HOUSTON They say a waste treatment plant is responsible for an odor that's making them sick and citations from the city prove it's a nuisance.

Company officials at CES Environmental Services on Griggs disagree.

We've learned that the city of Houston has threatened to sue CES Environmental Services if it doesn't clean up what it puts out. Those living nearby say it's about time.

Since 2006, the city of Houston says it has received over a hundred complains from people living around CES Environmental Services. Some of those complaints say there is an odor so foul it was overwhelming.

"When it's at its worse you can't even breathe," said Charles Jones who is worried about the odor. "It suffocates you."

The neighbors are so upset they protested outside the plant. They say their coughs, sneezes and headaches won't go away.

Kim Sadberry's father died recently of respiratory failure. She wonders if what's in this air contributed to that.

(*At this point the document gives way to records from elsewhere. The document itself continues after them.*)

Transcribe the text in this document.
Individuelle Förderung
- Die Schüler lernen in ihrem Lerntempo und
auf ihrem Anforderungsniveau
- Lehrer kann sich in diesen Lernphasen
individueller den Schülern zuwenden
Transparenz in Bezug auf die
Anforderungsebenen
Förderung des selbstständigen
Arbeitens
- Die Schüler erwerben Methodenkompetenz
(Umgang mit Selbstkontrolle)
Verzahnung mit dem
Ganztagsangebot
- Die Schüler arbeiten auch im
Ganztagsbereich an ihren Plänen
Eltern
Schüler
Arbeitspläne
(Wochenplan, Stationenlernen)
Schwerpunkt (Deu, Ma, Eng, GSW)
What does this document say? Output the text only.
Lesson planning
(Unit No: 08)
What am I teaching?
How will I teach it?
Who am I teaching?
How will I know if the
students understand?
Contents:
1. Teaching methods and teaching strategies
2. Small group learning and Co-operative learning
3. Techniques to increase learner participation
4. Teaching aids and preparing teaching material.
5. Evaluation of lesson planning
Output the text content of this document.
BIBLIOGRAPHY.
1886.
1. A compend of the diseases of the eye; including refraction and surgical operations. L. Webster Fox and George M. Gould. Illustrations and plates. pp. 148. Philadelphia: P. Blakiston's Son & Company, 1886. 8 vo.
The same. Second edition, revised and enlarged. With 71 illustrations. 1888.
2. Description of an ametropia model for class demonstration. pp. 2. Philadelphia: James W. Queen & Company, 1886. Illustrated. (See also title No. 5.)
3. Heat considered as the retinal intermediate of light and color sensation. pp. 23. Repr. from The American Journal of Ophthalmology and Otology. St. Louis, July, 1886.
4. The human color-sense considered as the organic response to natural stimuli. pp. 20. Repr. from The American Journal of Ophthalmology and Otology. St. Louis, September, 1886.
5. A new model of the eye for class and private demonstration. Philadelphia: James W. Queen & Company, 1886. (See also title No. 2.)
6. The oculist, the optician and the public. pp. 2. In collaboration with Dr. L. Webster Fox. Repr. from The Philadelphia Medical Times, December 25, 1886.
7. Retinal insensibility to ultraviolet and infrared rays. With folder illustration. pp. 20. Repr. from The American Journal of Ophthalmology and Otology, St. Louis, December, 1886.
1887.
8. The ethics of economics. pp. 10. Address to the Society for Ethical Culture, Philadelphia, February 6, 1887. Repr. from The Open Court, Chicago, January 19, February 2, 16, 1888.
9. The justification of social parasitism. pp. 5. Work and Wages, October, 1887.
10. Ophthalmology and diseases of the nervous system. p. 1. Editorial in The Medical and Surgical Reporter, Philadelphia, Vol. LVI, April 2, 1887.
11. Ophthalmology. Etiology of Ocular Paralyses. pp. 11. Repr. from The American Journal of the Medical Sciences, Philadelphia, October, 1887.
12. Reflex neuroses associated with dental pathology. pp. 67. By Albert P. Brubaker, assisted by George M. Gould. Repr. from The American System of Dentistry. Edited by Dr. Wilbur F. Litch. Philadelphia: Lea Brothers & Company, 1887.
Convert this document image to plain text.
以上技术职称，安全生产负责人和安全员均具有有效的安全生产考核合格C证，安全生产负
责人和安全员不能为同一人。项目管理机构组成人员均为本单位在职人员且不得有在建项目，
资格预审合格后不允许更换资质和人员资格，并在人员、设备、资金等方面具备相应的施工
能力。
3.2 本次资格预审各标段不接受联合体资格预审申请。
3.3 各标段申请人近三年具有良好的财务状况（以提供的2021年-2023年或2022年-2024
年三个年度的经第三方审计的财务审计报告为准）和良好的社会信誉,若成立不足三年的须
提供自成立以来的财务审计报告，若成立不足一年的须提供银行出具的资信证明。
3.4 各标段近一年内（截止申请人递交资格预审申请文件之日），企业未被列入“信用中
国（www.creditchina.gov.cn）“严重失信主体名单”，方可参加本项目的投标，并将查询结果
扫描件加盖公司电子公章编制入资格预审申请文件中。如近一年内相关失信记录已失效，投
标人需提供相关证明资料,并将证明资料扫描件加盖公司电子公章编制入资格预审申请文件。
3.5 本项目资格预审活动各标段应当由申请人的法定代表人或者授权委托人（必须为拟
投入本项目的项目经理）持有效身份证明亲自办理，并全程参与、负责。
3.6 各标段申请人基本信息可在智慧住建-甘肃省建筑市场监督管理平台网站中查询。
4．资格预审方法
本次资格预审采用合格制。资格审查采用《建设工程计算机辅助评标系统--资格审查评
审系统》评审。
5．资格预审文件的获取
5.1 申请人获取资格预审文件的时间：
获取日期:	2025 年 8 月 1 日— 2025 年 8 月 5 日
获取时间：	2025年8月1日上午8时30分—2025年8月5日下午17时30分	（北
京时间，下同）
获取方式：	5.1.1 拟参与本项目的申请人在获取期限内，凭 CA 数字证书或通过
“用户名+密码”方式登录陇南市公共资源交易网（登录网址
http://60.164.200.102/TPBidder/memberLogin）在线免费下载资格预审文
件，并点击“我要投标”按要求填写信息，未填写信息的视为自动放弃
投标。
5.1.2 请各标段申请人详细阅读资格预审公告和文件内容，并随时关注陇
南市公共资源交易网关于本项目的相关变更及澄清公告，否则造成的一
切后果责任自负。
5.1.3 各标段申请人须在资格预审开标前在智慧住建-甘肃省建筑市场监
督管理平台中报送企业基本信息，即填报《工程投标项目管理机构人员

"We don't know what we have been exposed to," she said. "Still don't know."

Of the 153 complaints since last September from those living here, the city says a third were confirmed. Forty notices of violation of the city's nuisance ordinance were given to CES. They were actually cited ten times.

"By doing that we at least have some leverage to get them to work with us to make the changes that needed to be changed so they can reduce the emissions coming from this facility ," said Mayor Bill White's spokesperson Patrick Trahan.

CES says it's working to be a better neighbor. It's spent a million and a half dollars installing equipment to try and reduce foul emissions. That includes adding an air scrubber and deodorizing misters. They've even moved some of their operations elsewhere.

The company insists that their facility complies with state and federal guidelines and that nothing released is a danger to those living nearby.

"It's a nuisance violation," said Greg Bowman with CES Environmental Services, Inc. "I don't want to diminish that. It's in odor issue. It's not a health hazard."

Those who live nearby and have kids who go to schools nearby also ask how CES got a permit to operate an industrial waste treatment facility in the first place.

As you know zoning in the city of Houston is lax and the city says a permit was granted by the state.